4. Claude Marah

359 46 13
                                    

Plak

Saat Kane sudah membawa Earl ke kamar Claude, Claude langsung menampar anaknya itu. Tangan Claude bergetar napasnya menderu sembari duduk di atas kasurnya dengan sebelah tangan yang mengelus perutnya.

Kane segera menahan tangan Claude agar tidak menyakiti Earl lebih jauh, pria itu melihat wajah Earl masih tegak tak menundukkan kepala sedikitpun, tangannya juga terkepal menahan diri untuk melawan ayahnya.

"Kau membuatku khawatir! Mau sampai kapan kau seperti ini terus?! Kau anak pertamaku Earl! Bisakah kau lebih dewasa?!" teriak Claude emosi, ia sangat marah karena Earl berbohong padanya.

"Ayah aneh! Kenapa tiba-tiba menampar? Aku salah apa?!" balas Earl kemudian mengelus pipinya.

"Kau bertanya kau salah apa? Kau bertanya kau salah apa hah?!" Claude semakin emosi, Earl tak merasa bersalah sedikitpun karena telah berbohong pada Claude.m

"Apa selama ini kau tidak pernah mengunakan otakmu? Sehingga tidak tahu kesalahanmu sendiri?" ucap Claude sekali lagi.

"Tenang dulu, dia baru datang sayang." Kane menyandarkan kepala Claude ke pundaknya sambil mengelus pundak pasangannya itu.

"Tenang bagaimana Kane! Dia hampir membuat gara-gara, kalau dia kenapa-kenapa memangnya kau mau tanggung jawab?" jawab Claude masih emosi.

"Hei aku tahu moodmu berubah-ubah, tapi jangan seperti ini, kau baru bangun dan dia baru datang bukan kah lebih baik bicarakan dengan baik-baik?" Kane mengelus-elus pundak Claude agar lebih tenang.

"Dia berbohong padaku! Dia melanggar perintahku, lalu bagaimana bisa aku tidak marah Kane?" jelas Claude.

Kane mengerti kekhawatiran itu hanya saja kemarahan Claude tidak tepat baginya untuk saat ini, apalagi tubuhnya masih sensitif karena sedang mengandung dan anak didalam perut itukan belum di jamin akan terlahir selamat kalau Claude tidak bisa menahan emosi berlebihan.

Earl menghela napas sembari membersihkan sedikit kotoran di kukunya. Ia berkata, "Sudah puas marahnya? Kalau gitu aku pergi."

"Kau tidak meminta maaf pada ayahmu?" tanya Kane. Nada suaranya masih lembut karena emosi Kane masih stabil dan tenang.

Tapi Earl malah menjawab sesuatu yang membuat darahnya naik.

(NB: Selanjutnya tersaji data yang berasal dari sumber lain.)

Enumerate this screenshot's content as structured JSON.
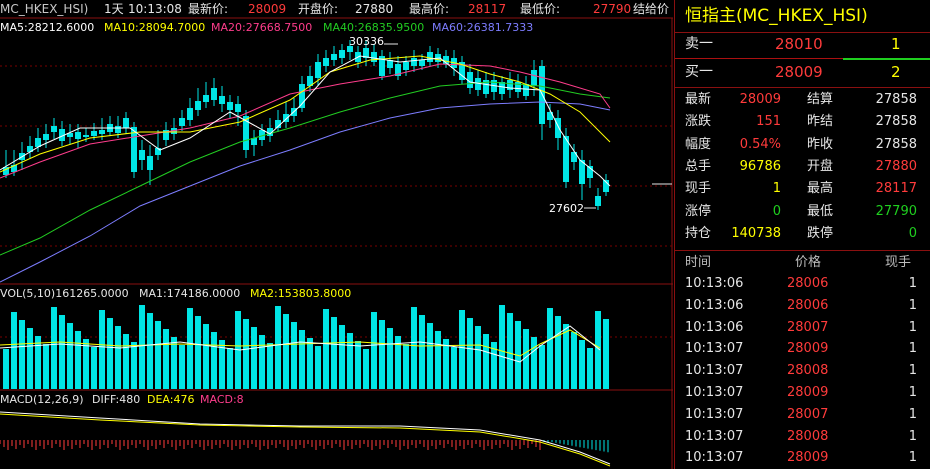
{
  "top_bar": {
    "symbol": "MC_HKEX_HSI)",
    "period": "1天",
    "time": "10:13:08",
    "latest_label": "最新价:",
    "latest_value": "28009",
    "open_label": "开盘价:",
    "open_value": "27880",
    "high_label": "最高价:",
    "high_value": "28117",
    "low_label": "最低价:",
    "low_value": "27790",
    "settle_label": "结给价"
  },
  "ma_legend": {
    "ma5": "MA5:28212.6000",
    "ma10": "MA10:28094.7000",
    "ma20": "MA20:27668.7500",
    "ma40": "MA40:26835.9500",
    "ma60": "MA60:26381.7333"
  },
  "annotations": {
    "high_marker": "30336",
    "low_marker": "27602"
  },
  "vol_legend": {
    "vol": "VOL(5,10)161265.0000",
    "ma1": "MA1:174186.0000",
    "ma2": "MA2:153803.8000"
  },
  "macd_legend": {
    "name": "MACD(12,26,9)",
    "diff": "DIFF:480",
    "dea": "DEA:476",
    "macd": "MACD:8"
  },
  "colors": {
    "up": "#ff3b3b",
    "down": "#00e5e5",
    "ma5": "#ffffff",
    "ma10": "#ffff00",
    "ma20": "#ff3d8c",
    "ma40": "#22cc22",
    "ma60": "#7d7dff",
    "panel_border": "#8a1010"
  },
  "panel": {
    "title": "恒指主(MC_HKEX_HSI)",
    "ask_label": "卖一",
    "ask_price": "28010",
    "ask_qty": "1",
    "bid_label": "买一",
    "bid_price": "28009",
    "bid_qty": "2",
    "stats": [
      {
        "l1": "最新",
        "v1": "28009",
        "c1": "red",
        "l2": "结算",
        "v2": "27858",
        "c2": "white"
      },
      {
        "l1": "涨跌",
        "v1": "151",
        "c1": "red",
        "l2": "昨结",
        "v2": "27858",
        "c2": "white"
      },
      {
        "l1": "幅度",
        "v1": "0.54%",
        "c1": "red",
        "l2": "昨收",
        "v2": "27858",
        "c2": "white"
      },
      {
        "l1": "总手",
        "v1": "96786",
        "c1": "yellow",
        "l2": "开盘",
        "v2": "27880",
        "c2": "red"
      },
      {
        "l1": "现手",
        "v1": "1",
        "c1": "yellow",
        "l2": "最高",
        "v2": "28117",
        "c2": "red"
      },
      {
        "l1": "涨停",
        "v1": "0",
        "c1": "green",
        "l2": "最低",
        "v2": "27790",
        "c2": "green"
      },
      {
        "l1": "持仓",
        "v1": "140738",
        "c1": "yellow",
        "l2": "跌停",
        "v2": "0",
        "c2": "green"
      }
    ],
    "ticks_header": {
      "time": "时间",
      "price": "价格",
      "qty": "现手"
    },
    "ticks": [
      {
        "time": "10:13:06",
        "price": "28006",
        "qty": "1"
      },
      {
        "time": "10:13:06",
        "price": "28006",
        "qty": "1"
      },
      {
        "time": "10:13:06",
        "price": "28007",
        "qty": "1"
      },
      {
        "time": "10:13:07",
        "price": "28009",
        "qty": "1"
      },
      {
        "time": "10:13:07",
        "price": "28008",
        "qty": "1"
      },
      {
        "time": "10:13:07",
        "price": "28009",
        "qty": "1"
      },
      {
        "time": "10:13:07",
        "price": "28007",
        "qty": "1"
      },
      {
        "time": "10:13:07",
        "price": "28008",
        "qty": "1"
      },
      {
        "time": "10:13:07",
        "price": "28009",
        "qty": "1"
      }
    ]
  }
}
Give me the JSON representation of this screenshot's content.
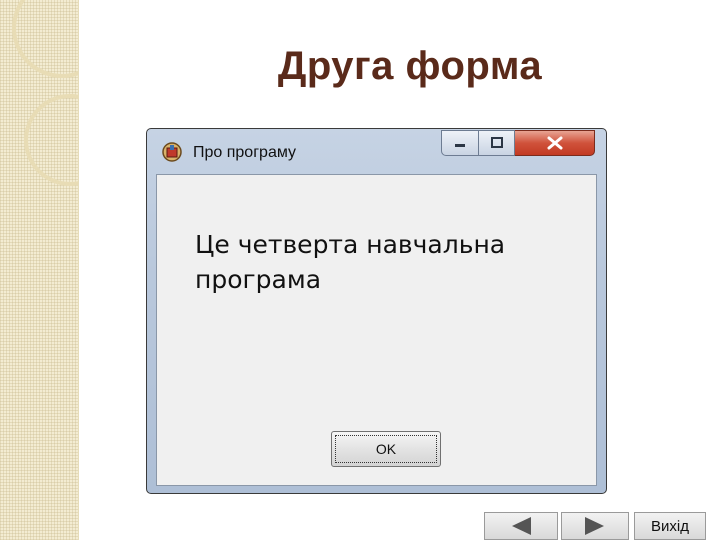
{
  "slide": {
    "title": "Друга форма"
  },
  "window": {
    "title": "Про програму",
    "controls": {
      "minimize_icon": "minimize-icon",
      "maximize_icon": "maximize-icon",
      "close_icon": "close-icon"
    },
    "message": "Це четверта навчальна програма",
    "ok_label": "OK"
  },
  "navigation": {
    "prev_icon": "triangle-left-icon",
    "next_icon": "triangle-right-icon",
    "exit_label": "Вихід"
  },
  "colors": {
    "title": "#5a2a1a",
    "close_button": "#c23a22",
    "window_frame": "#b9c8dc",
    "client_bg": "#f0f0f0"
  }
}
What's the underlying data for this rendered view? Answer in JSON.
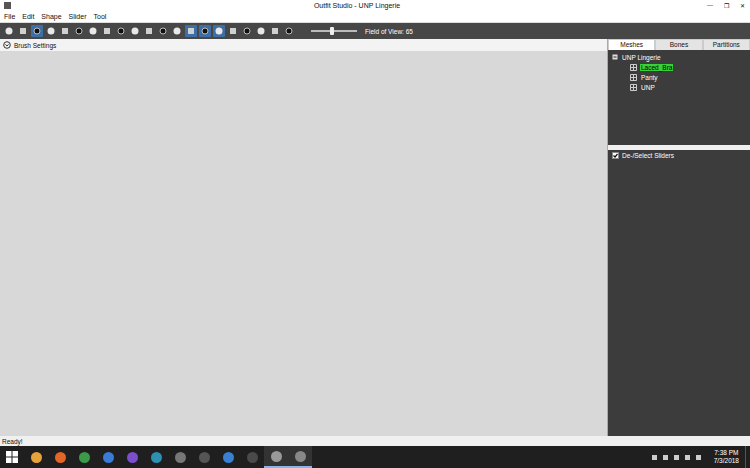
{
  "window": {
    "title": "Outfit Studio - UNP Lingerie",
    "controls": [
      "—",
      "❐",
      "✕"
    ]
  },
  "menu": [
    "File",
    "Edit",
    "Shape",
    "Slider",
    "Tool"
  ],
  "toolbar": {
    "tools": [
      {
        "selected": false
      },
      {
        "selected": false
      },
      {
        "selected": true
      },
      {
        "selected": false
      },
      {
        "selected": false
      },
      {
        "selected": false
      },
      {
        "selected": false
      },
      {
        "selected": false
      },
      {
        "selected": false
      },
      {
        "selected": false
      },
      {
        "selected": false
      },
      {
        "selected": false
      },
      {
        "selected": false
      },
      {
        "selected": true
      },
      {
        "selected": true
      },
      {
        "selected": true
      },
      {
        "selected": false
      },
      {
        "selected": false
      },
      {
        "selected": false
      },
      {
        "selected": false
      },
      {
        "selected": false
      }
    ],
    "fov": {
      "label": "Field of View: 65",
      "level": 0.45
    }
  },
  "brush_settings": {
    "label": "Brush Settings",
    "expanded": false
  },
  "tabs": [
    {
      "label": "Meshes",
      "selected": true
    },
    {
      "label": "Bones",
      "selected": false
    },
    {
      "label": "Partitions",
      "selected": false
    }
  ],
  "tree": {
    "root": "UNP Lingerie",
    "expanded": true,
    "items": [
      {
        "label": "Laced_Bra",
        "selected": true
      },
      {
        "label": "Panty",
        "selected": false
      },
      {
        "label": "UNP",
        "selected": false
      }
    ]
  },
  "sliders": {
    "label": "De-/Select Sliders",
    "checked": true
  },
  "status_bar": "Ready!",
  "taskbar": {
    "apps": [
      {
        "selected": false
      },
      {
        "selected": false
      },
      {
        "selected": false
      },
      {
        "selected": false
      },
      {
        "selected": false
      },
      {
        "selected": false
      },
      {
        "selected": false
      },
      {
        "selected": false
      },
      {
        "selected": false
      },
      {
        "selected": false
      },
      {
        "selected": true
      },
      {
        "selected": true
      }
    ],
    "time": "7:38 PM",
    "date": "7/3/2018"
  }
}
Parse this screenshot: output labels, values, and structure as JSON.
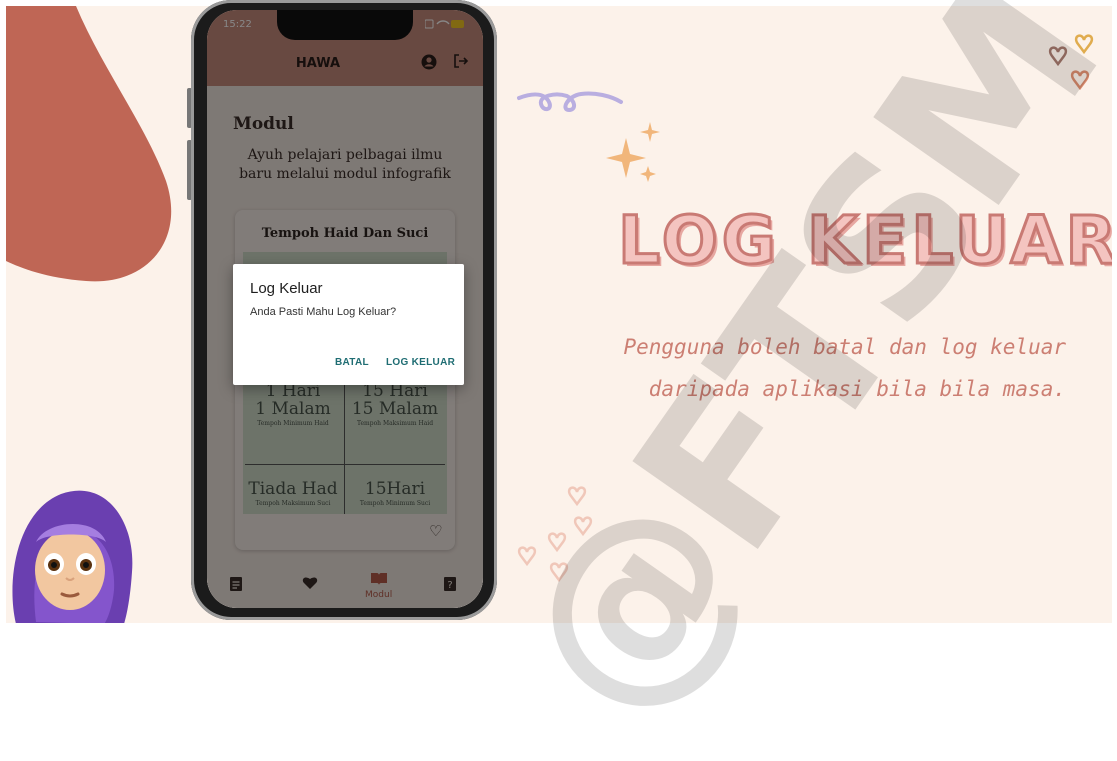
{
  "slide": {
    "headline": "LOG KELUAR",
    "description_line1": "Pengguna boleh batal dan log keluar",
    "description_line2": "daripada aplikasi bila bila masa.",
    "watermark": "@FTSM",
    "colors": {
      "background": "#fcf2ea",
      "blob": "#bf6655",
      "accent_text": "#cc7f73",
      "title_fill": "#f4c4c0",
      "title_stroke": "#c97a74"
    }
  },
  "phone": {
    "status_time": "15:22",
    "app_title": "HAWA",
    "header_icons": [
      "account-icon",
      "logout-icon"
    ],
    "page_title": "Modul",
    "page_subtitle_line1": "Ayuh pelajari pelbagai ilmu",
    "page_subtitle_line2": "baru melalui modul infografik",
    "card": {
      "title": "Tempoh Haid Dan Suci",
      "cells": [
        {
          "big1": "1 Hari",
          "big2": "1 Malam",
          "caption": "Tempoh Minimum Haid"
        },
        {
          "big1": "15 Hari",
          "big2": "15 Malam",
          "caption": "Tempoh Maksimum Haid"
        },
        {
          "big1": "Tiada Had",
          "big2": "",
          "caption": "Tempoh Maksimum Suci"
        },
        {
          "big1": "15Hari",
          "big2": "",
          "caption": "Tempoh Minimum Suci"
        }
      ]
    },
    "bottom_nav": [
      {
        "icon": "document-icon",
        "label": ""
      },
      {
        "icon": "heart-icon",
        "label": ""
      },
      {
        "icon": "book-icon",
        "label": "Modul"
      },
      {
        "icon": "help-icon",
        "label": ""
      }
    ],
    "dialog": {
      "title": "Log Keluar",
      "message": "Anda Pasti Mahu Log Keluar?",
      "cancel_label": "BATAL",
      "confirm_label": "LOG KELUAR"
    }
  }
}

"Meminta maaf? Dia yang menamparku, tentu saja Dia yang minta maaf, si Claude itu yang seharusnya meminta maaf padaku," ucap Earl angkuh sambil melirik ayahnya. Claude mengepalkan tangannya dan mengangkat tangannya lagi.

"Apa? Mau menamparku lagi? Sini, sini tampar sebelah sini." Earl menunjuk wajahnya. Ia menunjuk pipi kirinya juga karena pipi kanan sudah kena tampar jadi kalau dua-duanya kena tampar bukankah itu bagus seperti blush on natural.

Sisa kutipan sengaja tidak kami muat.